Déclaration publique
EUR 56/011/2007
Amnesty International demande aux autorités géorgiennes d’ouvrir promptement une enquête approfondie, impartiale et indépendante sur les allégations selon lesquelles les forces de police spéciales ont eu un recours excessif à la force en dispersant des manifestations antigouvernementales dans la capitale Tbilissi, ce 7 novembre.
Les policiers auraient utilisé des matraques, balles en caoutchouc, gaz lacrymogènes et canons à eau pour disperser trois rassemblements à Tbilissi, après six journées de manifestations de masse dirigées par une coalition de groupes d’opposition, auxquelles des dizaines de milliers de personnes avaient participé. Selon des récits de témoins oculaires reçus par Amnesty International, des policiers auraient roué de coups des manifestants ; le médiateur géorgien figurerait parmi les personnes frappées. Quelque 500 personnes auraient demandé des soins médicaux, dont 24 policiers.
Le président Mikhaïl Saakachvilli a imposé l’état d’urgence dans la soirée du 7 novembre, et, dans un discours à la nation, a rendu les services spéciaux russes responsables d’avoir déclenché des troubles et soutenu les manifestations antigouvernementales. L’état d’urgence était restreint au départ à quarante-huit heures et à Tbilissi, mais par la suite, il a été étendu à l’ensemble du pays pendant quinze jours. Il restreint le droit de recevoir et de diffuser des informations (aux termes de l’article 24 de la constitution géorgienne), la liberté d’assemblée (article 25) et le droit de grève (article 33). Deux chaînes de télévision privées – Imedi TV et Kavkasia – ont été forcées d’arrêter leurs émissions vers 21 h ce jour-là, et seule la Télévision publique géorgienne, propriété de l’État, a le droit de diffuser des nouvelles pendant l’état d’urgence.
Dans son récit des événements, Sozar Soubari, le médiateur de Géorgie, a raconté que vers 17 h, le 7 novembre, il a vu des policiers frappant des manifestants en fuite qui s’étaient regroupés près d’une église dans le centre de Tbilissi.
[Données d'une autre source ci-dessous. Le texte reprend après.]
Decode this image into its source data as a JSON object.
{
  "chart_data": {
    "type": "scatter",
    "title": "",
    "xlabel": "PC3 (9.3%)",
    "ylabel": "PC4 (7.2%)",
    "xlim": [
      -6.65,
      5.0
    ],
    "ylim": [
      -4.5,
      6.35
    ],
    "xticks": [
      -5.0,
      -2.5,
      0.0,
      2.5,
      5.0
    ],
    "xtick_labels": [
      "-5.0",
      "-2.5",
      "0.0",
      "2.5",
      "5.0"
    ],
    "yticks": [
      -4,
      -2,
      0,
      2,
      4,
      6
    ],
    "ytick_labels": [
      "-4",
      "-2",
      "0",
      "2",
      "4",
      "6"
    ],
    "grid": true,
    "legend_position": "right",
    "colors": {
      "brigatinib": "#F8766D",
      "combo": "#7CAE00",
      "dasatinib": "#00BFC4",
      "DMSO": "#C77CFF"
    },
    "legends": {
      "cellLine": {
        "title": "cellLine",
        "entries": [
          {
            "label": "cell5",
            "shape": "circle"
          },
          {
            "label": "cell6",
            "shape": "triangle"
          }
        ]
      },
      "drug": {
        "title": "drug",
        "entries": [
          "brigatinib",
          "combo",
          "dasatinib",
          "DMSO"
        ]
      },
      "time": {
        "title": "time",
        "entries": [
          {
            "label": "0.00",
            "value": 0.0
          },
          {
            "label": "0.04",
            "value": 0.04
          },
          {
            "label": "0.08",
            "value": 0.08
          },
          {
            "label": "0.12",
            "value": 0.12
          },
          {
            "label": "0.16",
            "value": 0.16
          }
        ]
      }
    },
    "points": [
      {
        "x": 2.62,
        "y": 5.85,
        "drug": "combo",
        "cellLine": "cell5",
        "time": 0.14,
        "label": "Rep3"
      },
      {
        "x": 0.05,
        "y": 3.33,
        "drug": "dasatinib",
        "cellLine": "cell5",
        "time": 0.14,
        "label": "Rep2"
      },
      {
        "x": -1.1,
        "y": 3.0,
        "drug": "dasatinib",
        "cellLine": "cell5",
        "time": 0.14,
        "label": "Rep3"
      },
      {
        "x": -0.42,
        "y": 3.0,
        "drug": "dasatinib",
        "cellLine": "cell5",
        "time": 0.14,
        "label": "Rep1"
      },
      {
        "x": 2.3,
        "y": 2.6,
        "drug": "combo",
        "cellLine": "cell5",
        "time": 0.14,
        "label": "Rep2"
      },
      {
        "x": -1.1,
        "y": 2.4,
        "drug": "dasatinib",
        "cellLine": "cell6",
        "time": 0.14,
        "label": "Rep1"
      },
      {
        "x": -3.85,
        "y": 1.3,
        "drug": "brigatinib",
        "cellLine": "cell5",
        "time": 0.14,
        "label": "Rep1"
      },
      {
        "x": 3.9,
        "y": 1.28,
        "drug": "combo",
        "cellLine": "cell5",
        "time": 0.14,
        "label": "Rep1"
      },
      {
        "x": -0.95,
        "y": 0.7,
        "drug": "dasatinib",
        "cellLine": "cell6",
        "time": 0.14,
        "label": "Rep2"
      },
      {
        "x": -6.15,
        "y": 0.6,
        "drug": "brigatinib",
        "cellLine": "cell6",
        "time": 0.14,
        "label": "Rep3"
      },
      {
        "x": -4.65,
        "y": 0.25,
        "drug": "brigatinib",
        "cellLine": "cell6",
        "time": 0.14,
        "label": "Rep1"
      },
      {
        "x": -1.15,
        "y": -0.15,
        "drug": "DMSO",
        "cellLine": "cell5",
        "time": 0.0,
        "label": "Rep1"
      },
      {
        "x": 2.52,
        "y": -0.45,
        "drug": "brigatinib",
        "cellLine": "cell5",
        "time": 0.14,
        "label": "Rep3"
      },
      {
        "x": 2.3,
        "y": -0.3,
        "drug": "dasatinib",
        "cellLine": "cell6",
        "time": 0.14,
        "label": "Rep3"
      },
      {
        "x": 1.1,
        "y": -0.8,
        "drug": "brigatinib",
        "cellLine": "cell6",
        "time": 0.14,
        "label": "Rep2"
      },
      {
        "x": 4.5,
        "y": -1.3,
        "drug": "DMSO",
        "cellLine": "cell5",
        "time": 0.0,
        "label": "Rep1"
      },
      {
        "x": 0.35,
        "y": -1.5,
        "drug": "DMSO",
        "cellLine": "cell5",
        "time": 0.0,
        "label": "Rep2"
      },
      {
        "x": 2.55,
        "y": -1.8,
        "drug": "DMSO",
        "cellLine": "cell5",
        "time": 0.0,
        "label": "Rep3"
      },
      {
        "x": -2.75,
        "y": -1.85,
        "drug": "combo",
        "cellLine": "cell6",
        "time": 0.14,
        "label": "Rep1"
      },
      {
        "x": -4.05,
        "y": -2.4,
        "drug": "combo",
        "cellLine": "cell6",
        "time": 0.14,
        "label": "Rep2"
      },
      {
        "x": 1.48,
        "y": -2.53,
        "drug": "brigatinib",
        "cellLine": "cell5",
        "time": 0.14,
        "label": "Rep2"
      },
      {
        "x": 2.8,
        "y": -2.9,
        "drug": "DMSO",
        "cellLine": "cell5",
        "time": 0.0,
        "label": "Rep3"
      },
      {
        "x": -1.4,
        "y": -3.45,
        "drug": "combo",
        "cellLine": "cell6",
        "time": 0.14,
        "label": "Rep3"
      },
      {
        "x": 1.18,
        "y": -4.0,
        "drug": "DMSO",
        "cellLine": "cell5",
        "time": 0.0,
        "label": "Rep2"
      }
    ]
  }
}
Les manifestants ont alors commencé à jeter des pierres aux policiers mais se sont arrêtés à la demande du médiateur. Cependant, une autre unité de police spéciale est alors arrivée et a commencé à frapper les manifestants sans avertissement. Lorsque le médiateur a fait des remontrances aux policiers qu’il voyait frapper trois personnes déjà à terre et n’opposant plus de résistance, il a lui-même reçu des coups de pied et des insultes des policiers. L’un des membres de son équipe, Daniel Mgeliachvili, a également été frappé à la tête tandis qu’il demandait aux policiers de ne pas agresser le médiateur. Un journaliste étranger indépendant raconte avoir vu la police traîner des gens, qui ne semblaient pas impliqués dans les manifestations, hors de magasins. L’une de ces personnes aurait ainsi été expulsée d’une pharmacie et passée à tabac par quatre policiers.
Selon le Principe 5 des Principes de base des Nations unies sur le recours à la force et l’utilisation des armes à feu pour les responsables de l’application des lois, les policiers ont le devoir d’ « en user avec modération et [de manière] proportionnelle à la gravité de l’infraction et à l’objectif légitime à atteindre » Les policiers doivent aussi « ne causer que le minimum de dommages et d’atteintes à l’intégrité physique et respecter et préserver la vie humaine ». Le Principe 8 stipule qu’ « aucune circonstance exceptionnelle, comme l’instabilité de la situation politique intérieure ou un état d’urgence, ne peut être invoquée pour justifier une dérogation à ces Principes de base. »
Amnesty International a toujours exhorté les autorités géorgiennes à remédier à des préoccupations de longue date, relatives à la torture et autres mauvais traitements infligés par les forces de l’ordre. Le mois dernier, le Comité des droits de l’homme des Nations unies a exprimé les mêmes inquiétudes. Le Comité a certes reconnu une diminution importante des allégations de torture et de mauvais traitements des personnes en détention, mais il a exprimé ses regrets sur la persistance des allégations de violences policières, en particulier lors d’arrestations de suspects. Le Comité a également exprimé son inquiétude quant aux décès qui auraient été provoqués par un recours excessif à la force des policiers et gardiens de prison.
Pour éradiquer la torture, les mauvais traitements et le recours excessif à la force, le Comité des droits de l’homme a demandé à la Géorgie de prendre des mesures fermes, notamment en ouvrant des enquêtes promptes et impartiales sur ces allégations, en publiant le résultat de ces enquêtes, et en traduisant les responsables en justice.